Treatment delivery efficiency was greatly improved because the leaf speed was higher with agility MLC than with other modalities. These results were achieved employing agility VMAT and IMRT techniques, which were assisted by high-efficiency treatments that reduced treatment time even while delivering a high dose per fraction. It was reported that using modern radiotherapy technologies to reduce treatment duration resulted in greater compliance by patients and mild toxicity (Franco et al. 2021). Also, using Agility MLC during treatment may enhance patient comfort and reduce intra-fraction motion around organs.

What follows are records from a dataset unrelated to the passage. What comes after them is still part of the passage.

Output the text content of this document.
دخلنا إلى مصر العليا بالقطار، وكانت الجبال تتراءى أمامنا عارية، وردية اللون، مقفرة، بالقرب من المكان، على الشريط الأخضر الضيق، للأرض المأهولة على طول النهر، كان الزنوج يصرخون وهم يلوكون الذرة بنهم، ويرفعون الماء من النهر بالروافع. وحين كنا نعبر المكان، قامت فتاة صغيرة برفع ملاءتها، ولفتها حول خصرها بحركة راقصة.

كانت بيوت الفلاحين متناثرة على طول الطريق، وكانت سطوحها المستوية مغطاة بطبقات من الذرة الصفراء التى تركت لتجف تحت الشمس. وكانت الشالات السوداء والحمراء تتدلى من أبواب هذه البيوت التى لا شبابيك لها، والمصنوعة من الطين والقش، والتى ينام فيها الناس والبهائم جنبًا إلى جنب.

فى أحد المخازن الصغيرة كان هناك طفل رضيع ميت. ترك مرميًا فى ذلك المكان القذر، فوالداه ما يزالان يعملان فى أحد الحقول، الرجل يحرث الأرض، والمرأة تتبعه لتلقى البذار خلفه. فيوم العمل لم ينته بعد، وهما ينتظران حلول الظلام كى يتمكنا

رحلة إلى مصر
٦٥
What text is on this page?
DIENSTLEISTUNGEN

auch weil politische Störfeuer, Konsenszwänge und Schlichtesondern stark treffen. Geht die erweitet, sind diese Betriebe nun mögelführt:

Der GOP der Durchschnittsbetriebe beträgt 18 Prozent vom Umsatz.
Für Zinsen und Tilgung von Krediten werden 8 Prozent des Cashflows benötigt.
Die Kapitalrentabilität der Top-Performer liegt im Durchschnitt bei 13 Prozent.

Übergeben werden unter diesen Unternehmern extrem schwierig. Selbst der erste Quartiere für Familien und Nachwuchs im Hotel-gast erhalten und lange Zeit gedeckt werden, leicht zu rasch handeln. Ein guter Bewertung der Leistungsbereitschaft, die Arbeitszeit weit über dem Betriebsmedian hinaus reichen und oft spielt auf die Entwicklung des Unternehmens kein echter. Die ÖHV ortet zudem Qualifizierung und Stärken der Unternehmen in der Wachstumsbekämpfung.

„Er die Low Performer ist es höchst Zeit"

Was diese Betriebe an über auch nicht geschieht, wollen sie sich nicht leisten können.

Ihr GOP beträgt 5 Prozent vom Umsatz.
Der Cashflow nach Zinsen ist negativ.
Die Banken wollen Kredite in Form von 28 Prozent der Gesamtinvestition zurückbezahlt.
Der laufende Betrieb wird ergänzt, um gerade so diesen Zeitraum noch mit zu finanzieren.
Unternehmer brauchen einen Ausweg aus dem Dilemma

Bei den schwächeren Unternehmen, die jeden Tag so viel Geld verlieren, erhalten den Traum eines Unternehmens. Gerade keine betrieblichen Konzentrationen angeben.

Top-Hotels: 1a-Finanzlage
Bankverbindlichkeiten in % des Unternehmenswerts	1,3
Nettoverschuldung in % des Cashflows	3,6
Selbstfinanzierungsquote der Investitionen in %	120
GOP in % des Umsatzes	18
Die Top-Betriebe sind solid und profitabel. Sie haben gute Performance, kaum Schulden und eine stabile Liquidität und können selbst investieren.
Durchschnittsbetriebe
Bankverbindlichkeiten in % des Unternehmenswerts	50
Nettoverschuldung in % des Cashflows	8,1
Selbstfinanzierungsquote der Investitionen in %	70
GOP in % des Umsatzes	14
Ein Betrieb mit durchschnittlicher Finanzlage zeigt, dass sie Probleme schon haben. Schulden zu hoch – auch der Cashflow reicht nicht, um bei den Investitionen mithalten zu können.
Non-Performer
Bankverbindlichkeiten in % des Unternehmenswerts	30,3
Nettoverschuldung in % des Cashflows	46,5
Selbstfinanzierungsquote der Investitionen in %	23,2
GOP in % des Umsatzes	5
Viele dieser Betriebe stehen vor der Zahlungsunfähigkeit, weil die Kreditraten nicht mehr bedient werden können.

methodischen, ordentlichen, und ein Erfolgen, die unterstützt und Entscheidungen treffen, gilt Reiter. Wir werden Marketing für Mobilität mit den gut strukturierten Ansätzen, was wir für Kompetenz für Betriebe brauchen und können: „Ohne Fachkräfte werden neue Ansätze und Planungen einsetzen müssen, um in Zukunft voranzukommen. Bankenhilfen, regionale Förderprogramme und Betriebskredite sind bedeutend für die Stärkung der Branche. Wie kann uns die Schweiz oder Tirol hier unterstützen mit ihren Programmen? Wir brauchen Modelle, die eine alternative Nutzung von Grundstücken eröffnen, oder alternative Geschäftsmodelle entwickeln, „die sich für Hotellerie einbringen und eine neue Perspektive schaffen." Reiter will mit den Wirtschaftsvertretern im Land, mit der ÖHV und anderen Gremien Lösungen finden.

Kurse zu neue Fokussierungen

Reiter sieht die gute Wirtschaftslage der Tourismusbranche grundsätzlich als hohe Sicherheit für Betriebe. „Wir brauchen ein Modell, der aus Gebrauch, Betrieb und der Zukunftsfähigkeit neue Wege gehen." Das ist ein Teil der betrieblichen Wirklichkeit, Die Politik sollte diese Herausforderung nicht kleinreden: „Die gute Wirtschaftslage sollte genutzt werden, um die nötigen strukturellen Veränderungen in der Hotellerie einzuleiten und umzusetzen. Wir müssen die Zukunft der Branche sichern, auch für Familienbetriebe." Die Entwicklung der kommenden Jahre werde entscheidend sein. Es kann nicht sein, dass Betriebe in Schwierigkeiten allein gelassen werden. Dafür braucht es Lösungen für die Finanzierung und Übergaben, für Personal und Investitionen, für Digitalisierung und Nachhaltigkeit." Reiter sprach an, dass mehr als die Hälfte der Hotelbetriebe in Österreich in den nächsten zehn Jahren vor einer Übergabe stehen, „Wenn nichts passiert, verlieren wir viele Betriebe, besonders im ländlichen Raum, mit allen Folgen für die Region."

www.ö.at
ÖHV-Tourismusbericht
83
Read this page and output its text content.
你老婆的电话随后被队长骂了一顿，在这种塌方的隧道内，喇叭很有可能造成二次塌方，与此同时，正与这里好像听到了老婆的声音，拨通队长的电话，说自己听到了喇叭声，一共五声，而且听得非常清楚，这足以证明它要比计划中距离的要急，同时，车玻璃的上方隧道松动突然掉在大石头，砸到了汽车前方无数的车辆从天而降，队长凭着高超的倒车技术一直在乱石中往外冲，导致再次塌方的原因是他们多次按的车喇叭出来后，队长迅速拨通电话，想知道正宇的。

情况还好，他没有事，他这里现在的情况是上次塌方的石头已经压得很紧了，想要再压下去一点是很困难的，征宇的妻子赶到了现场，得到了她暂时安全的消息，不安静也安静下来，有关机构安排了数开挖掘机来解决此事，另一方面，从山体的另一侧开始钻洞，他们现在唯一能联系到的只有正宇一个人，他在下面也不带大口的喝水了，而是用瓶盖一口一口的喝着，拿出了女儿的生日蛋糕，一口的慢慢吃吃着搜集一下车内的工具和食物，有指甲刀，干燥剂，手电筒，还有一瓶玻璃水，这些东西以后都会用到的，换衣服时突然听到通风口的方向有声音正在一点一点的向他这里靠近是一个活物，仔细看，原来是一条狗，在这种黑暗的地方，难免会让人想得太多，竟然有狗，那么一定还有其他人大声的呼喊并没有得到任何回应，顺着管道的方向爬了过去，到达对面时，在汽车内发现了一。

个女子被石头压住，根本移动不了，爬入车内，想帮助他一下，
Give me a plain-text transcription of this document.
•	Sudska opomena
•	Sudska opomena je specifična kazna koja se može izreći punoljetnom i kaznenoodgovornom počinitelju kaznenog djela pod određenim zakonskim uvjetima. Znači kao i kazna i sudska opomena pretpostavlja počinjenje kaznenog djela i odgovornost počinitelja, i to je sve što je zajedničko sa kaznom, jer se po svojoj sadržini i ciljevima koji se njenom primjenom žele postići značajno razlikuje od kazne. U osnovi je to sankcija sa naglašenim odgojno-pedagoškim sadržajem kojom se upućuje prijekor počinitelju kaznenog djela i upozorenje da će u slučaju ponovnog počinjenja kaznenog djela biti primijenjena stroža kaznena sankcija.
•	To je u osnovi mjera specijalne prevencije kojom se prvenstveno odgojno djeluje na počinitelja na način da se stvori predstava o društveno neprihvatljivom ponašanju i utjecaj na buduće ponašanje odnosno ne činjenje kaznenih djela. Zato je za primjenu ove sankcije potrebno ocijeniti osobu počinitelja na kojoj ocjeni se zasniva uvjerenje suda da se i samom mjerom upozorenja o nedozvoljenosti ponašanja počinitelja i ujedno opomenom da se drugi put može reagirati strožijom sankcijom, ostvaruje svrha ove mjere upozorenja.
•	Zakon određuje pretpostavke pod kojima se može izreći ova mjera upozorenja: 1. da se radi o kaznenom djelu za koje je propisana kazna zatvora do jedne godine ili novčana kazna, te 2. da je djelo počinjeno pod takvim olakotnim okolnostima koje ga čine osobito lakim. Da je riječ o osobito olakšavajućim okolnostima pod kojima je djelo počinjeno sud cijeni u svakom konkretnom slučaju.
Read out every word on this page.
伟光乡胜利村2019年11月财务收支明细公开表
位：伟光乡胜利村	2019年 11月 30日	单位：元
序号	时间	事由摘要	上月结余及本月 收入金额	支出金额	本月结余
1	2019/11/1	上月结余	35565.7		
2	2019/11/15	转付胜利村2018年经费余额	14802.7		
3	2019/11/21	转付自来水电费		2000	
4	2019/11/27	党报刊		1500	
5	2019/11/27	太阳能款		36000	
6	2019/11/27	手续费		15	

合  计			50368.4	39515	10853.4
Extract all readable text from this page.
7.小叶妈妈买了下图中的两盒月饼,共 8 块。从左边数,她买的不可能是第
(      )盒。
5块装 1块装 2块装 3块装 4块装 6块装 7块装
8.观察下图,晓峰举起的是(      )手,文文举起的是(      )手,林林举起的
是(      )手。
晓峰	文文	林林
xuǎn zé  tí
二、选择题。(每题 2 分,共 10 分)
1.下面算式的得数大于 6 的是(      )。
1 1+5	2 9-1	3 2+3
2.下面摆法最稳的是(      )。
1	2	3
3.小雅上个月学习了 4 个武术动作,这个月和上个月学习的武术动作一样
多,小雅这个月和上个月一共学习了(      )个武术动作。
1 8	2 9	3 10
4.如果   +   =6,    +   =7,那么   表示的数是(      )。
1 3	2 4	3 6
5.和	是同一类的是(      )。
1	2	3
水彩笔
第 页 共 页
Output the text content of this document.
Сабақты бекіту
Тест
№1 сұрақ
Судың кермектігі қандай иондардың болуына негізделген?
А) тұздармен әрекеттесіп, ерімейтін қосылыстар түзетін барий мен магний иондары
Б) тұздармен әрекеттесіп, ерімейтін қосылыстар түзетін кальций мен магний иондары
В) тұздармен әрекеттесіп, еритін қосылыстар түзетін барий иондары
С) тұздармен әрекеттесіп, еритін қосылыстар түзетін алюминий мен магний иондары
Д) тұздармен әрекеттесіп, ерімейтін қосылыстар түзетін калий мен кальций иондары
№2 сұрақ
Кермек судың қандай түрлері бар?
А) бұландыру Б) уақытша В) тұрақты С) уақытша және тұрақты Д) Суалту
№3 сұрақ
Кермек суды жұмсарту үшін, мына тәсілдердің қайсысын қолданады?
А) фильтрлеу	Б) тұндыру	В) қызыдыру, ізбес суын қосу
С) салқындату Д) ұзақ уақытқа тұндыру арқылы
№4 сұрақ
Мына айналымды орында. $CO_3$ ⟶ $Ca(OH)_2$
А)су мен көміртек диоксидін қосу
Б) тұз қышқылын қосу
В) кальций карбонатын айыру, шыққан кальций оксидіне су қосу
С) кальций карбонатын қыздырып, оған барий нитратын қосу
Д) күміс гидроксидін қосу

The results of the present study demonstrate that, when compared to MLCi2, Agility reduced treatment time for VMAT and IMRT by 30% and 11%, respectively. When compared with the prescribed dose, Agility MLC delivered more MUs than MLCi2. To achieve a uniform dose distribution for SIB plans, the MUs in Agility were increased, which required an increase in segment numbers. Agility also involved a higher dose rate than MLCi2, therefore it required less time. However, it has been also shown that a number of parameters, including MUs, dose rate, and MLC movement speed, influence the delivery time as well. SIB-plan quality (as measured by the NDC factor) exhibited significant differences for Agility FF and FFF when compared with MLCi2 for both IMRT and VMAT plans. FFF required more MUs than FF to fulfill homogeneity and dose uniformity in PTVs. FFF has also been demonstrated to deliver a high dose rate, which helps in reducing treatment time by providing the highest dose per fraction for stereotactic body radiation (SBRT) (Sun et al. 2018).

Conclusion

The width of MLCs plays a pivotal role in SIB-plan quality. MLC design can improve plan dosimetric parameters and overcome challenges to creating optimal treatment plans for prostate cancer with advanced radiotherapy modalities. For both radiotherapy techniques (IMRT and VMAT), the smaller width of MLCs (5 mm) always produced better PTV coverage, improved the dosimetric parameters for PTV, and reduced the dose delivery time for prostate cancer patients; due to better target coverage and better protection of OARs. Consequently, it is recommended to use 5 mm MLCs for prostate hypofractionated treatment. For IMRT, although OAR met the requirements, there were significant differences between FFF and FF in certain organs.